While department officials focused their recent update on the security of financial aid information, their message is clear: Institutions need to develop and implement comprehensive cybersecurity practices now.
Unfortunately, no single policy or program works for all universities. Simply having policies and procedures and investing in sophisticated technical solutions are not enough. Implementation of those policies along with smoothly running processes and operations are the true test of whether an institution is prepared for a cybersecurity attack — and whether the institution meets the department’s security expectations. Here are some key components necessary for an effective cybersecurity program.
The core of any cybersecurity strategy begins with identifying the most sensitive data. For universities, that could include intellectual property, proprietary research, student information (such as Social Security numbers or health records) and employee data. Without an inventory of data and how it is used, shared and stored, risk mitigation and security will suffer.
Develop a central position to lead the university cybersecurity program and be responsible for the creation of policy, implementation, monitoring, auditing and response. This crucial position should have the authority to manage and delegate operations as well as develop a cross-functional team to support the program.
Institutions are responsible for data breaches caused by third-party vendors. It’s critical to ensure that vendors meet a university’s security standards and communicate and handle data incidents and breaches quickly and efficiently.
Data security is the responsibility of all staff and therefore must be a collaborative effort. It’s imperative to periodically train staff (even those outside the internal response team) on security protocols and steps they must take to keep university and student data secure. Employee mistakes and purposeful misuse cause the majority of data incidents.

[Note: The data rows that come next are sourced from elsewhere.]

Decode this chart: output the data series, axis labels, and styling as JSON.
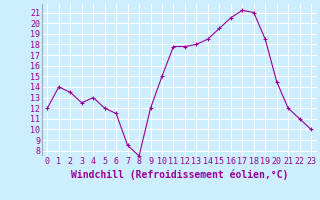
{
  "x": [
    0,
    1,
    2,
    3,
    4,
    5,
    6,
    7,
    8,
    9,
    10,
    11,
    12,
    13,
    14,
    15,
    16,
    17,
    18,
    19,
    20,
    21,
    22,
    23
  ],
  "y": [
    12,
    14,
    13.5,
    12.5,
    13,
    12,
    11.5,
    8.5,
    7.5,
    12,
    15,
    17.8,
    17.8,
    18,
    18.5,
    19.5,
    20.5,
    21.2,
    21.0,
    18.5,
    14.5,
    12,
    11,
    10
  ],
  "line_color": "#990099",
  "marker": "+",
  "marker_size": 3,
  "bg_color": "#cceeff",
  "grid_color": "#ffffff",
  "xlabel": "Windchill (Refroidissement éolien,°C)",
  "xlabel_color": "#990099",
  "xlabel_fontsize": 7,
  "tick_color": "#990099",
  "tick_fontsize": 6,
  "yticks": [
    8,
    9,
    10,
    11,
    12,
    13,
    14,
    15,
    16,
    17,
    18,
    19,
    20,
    21
  ],
  "ylim": [
    7.5,
    21.8
  ],
  "xlim": [
    -0.5,
    23.5
  ]
}
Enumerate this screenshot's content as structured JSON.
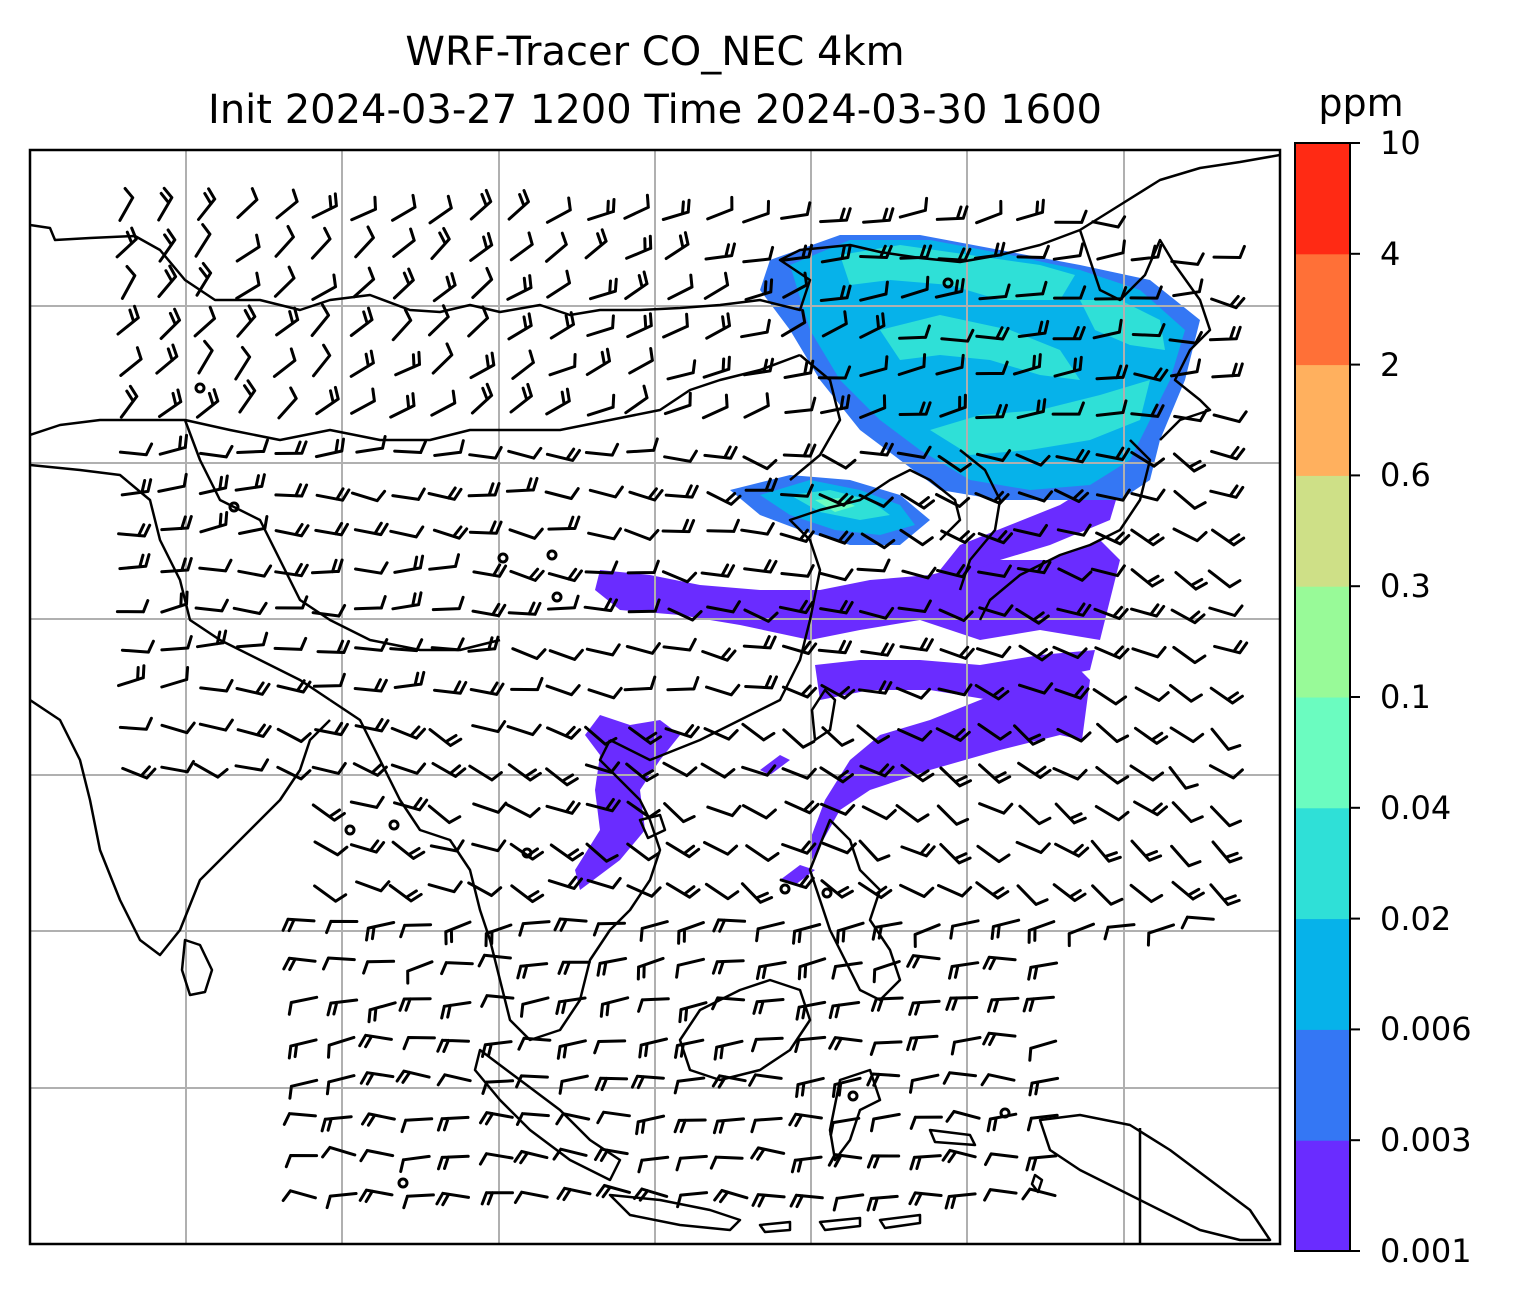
{
  "title": {
    "line1": "WRF-Tracer CO_NEC 4km",
    "line2": "Init 2024-03-27 1200 Time 2024-03-30 1600"
  },
  "colorbar": {
    "unit": "ppm",
    "ticks": [
      "0.001",
      "0.003",
      "0.006",
      "0.02",
      "0.04",
      "0.1",
      "0.3",
      "0.6",
      "2",
      "4",
      "10"
    ],
    "colors": [
      "#6a2cff",
      "#3477f4",
      "#06b2ea",
      "#2fe0d7",
      "#6bfcc0",
      "#98fa98",
      "#cee087",
      "#ffb05e",
      "#ff7037",
      "#ff2a14"
    ]
  },
  "map": {
    "field": "CO_NEC tracer concentration",
    "gridlines": true,
    "grid_color": "#b0b0b0",
    "coastline_color": "#000000",
    "overlay": "wind barbs"
  }
}
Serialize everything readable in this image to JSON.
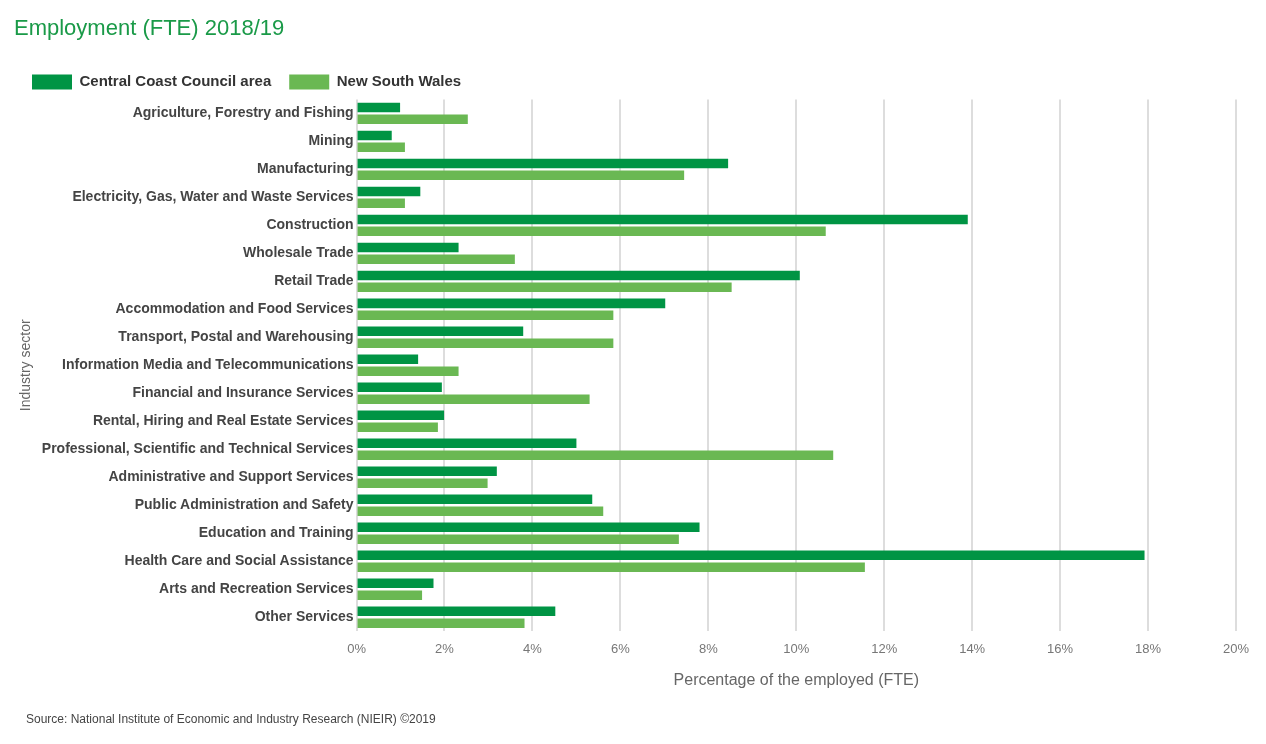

Include a press release, notification to students and families, and a website to detail the scope, date, time and victims of the breach. Having templates of a press release, notification and website prepared saves time during an emergency. Templates can also include FAQs on identity theft protection vendors.
Accept that a data incident or breach will happen. It can be stressful and chaotic — from determining the cause of the breach, engaging third-party vendors and working to contain the damage. It is important that the systems and protocols run seamlessly when the inevitable happens.